- Born: Theodore Neil Divine 1939 Orlando, Florida, U.S.
- Died: 1994 (aged 54–55) Los Angeles, California, U.S.
- Education: Massachusetts Institute of Technology (B.S.) University of Michigan (M.S.) California Institute of Technology (Ph.D.)
- Scientific career
- Fields: Stellar and planetary astrophysics
- Workplaces: Jet Propulsion Laboratory
- Thesis: Structure and evolution of model helium stars (1965)
- Doctoral advisor: John Beverley Oke

= Neil Divine =

American astrophysicist

Theodore Neil Divine (1939–1994) was an American stellar astrophysicist and planetary scientist whose work centered on the understanding of star formation.

== Early life and education ==
Divine was born in Orlando, Florida and raised in Dorset, Vermont. He is the son of Dorothy Land Divine. He attended Eaglebrook School and Hebron Academy. Divine was the winner of the Hebron senior prize for scholarship. He also received prizes for outstanding performance in chemistry and mathematics. Divine lettered in swimming, was on the staff of the school newspaper, and was a member of the Glee Club and Record Club.

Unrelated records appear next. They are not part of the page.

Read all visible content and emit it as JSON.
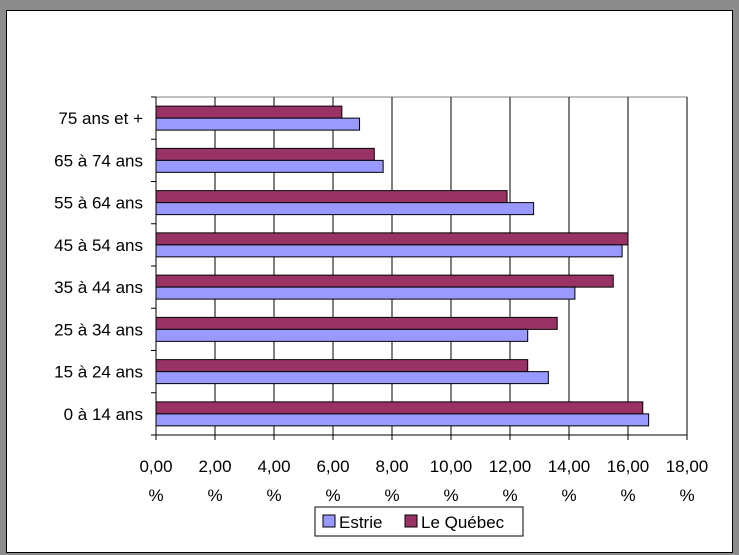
{
  "chart_data": {
    "type": "bar",
    "orientation": "horizontal",
    "categories": [
      "0 à 14 ans",
      "15 à 24 ans",
      "25 à 34 ans",
      "35 à 44 ans",
      "45 à 54 ans",
      "55 à 64 ans",
      "65 à 74 ans",
      "75 ans et +"
    ],
    "series": [
      {
        "name": "Estrie",
        "color": "#9999ff",
        "values": [
          16.7,
          13.3,
          12.6,
          14.2,
          15.8,
          12.8,
          7.7,
          6.9
        ]
      },
      {
        "name": "Le Québec",
        "color": "#993366",
        "values": [
          16.5,
          12.6,
          13.6,
          15.5,
          16.0,
          11.9,
          7.4,
          6.3
        ]
      }
    ],
    "x_ticks": [
      "0,00",
      "2,00",
      "4,00",
      "6,00",
      "8,00",
      "10,00",
      "12,00",
      "14,00",
      "16,00",
      "18,00"
    ],
    "x_unit": "%",
    "xlim": [
      0,
      18
    ],
    "grid": "vertical",
    "legend_position": "bottom"
  }
}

He completed a B.S. in physics from Massachusetts Institute of Technology (MIT) in 1959. Divine was a varsity swimmer at MIT. He won 2 trophies and a medal in the interclass swimming championships where he came first in the backstroke event. He earned a M.S. in physics from University of Michigan. Divine was awarded a full tuition scholarship and the position of research assistant to pursue graduate studies at California Institute of Technology (Caltech). In the summer of 1960, Divine was the waterfront director of Camp Becket. Divine switched from astronomy to astrophysics while completing doctoral research at Caltech. In the summer of 1961, Divine worked in the planetary sciences division at the RAND Corporation. He earned a Ph.D. in astronomy at Caltech in 1965 where he developed the first numerical model of the evolution of helium stars, before they were confirmed to exist. His dissertation was titled Structure and evolution of model helium stars. His doctoral advisor was John Beverley Oke. This research is part of current star formation theory.

== Career ==
Divine worked at the Jet Propulsion Laboratory for 25 years. His research yielded fundamental scientific contributions helping to define complex environments space probes face. Divine studied radiation belts and the dust environment of Halley's Comet. He characterized meteoroid environments and other small interplanetary bodies including asteroid fragments. He worked missions including the Voyager, Galileo Probe, CRAF, and Cassini–Huygens. He served as a mentor for younger space physicists.

Since 1974, Divine was a member of American Geophysical Union's Planetology section.

== Personal life ==
Divine identified as gay and was a resident of Los Angeles. He died in 1994 of AIDS-related complications. Donations in Divine's name were made to AIDS Project Los Angeles.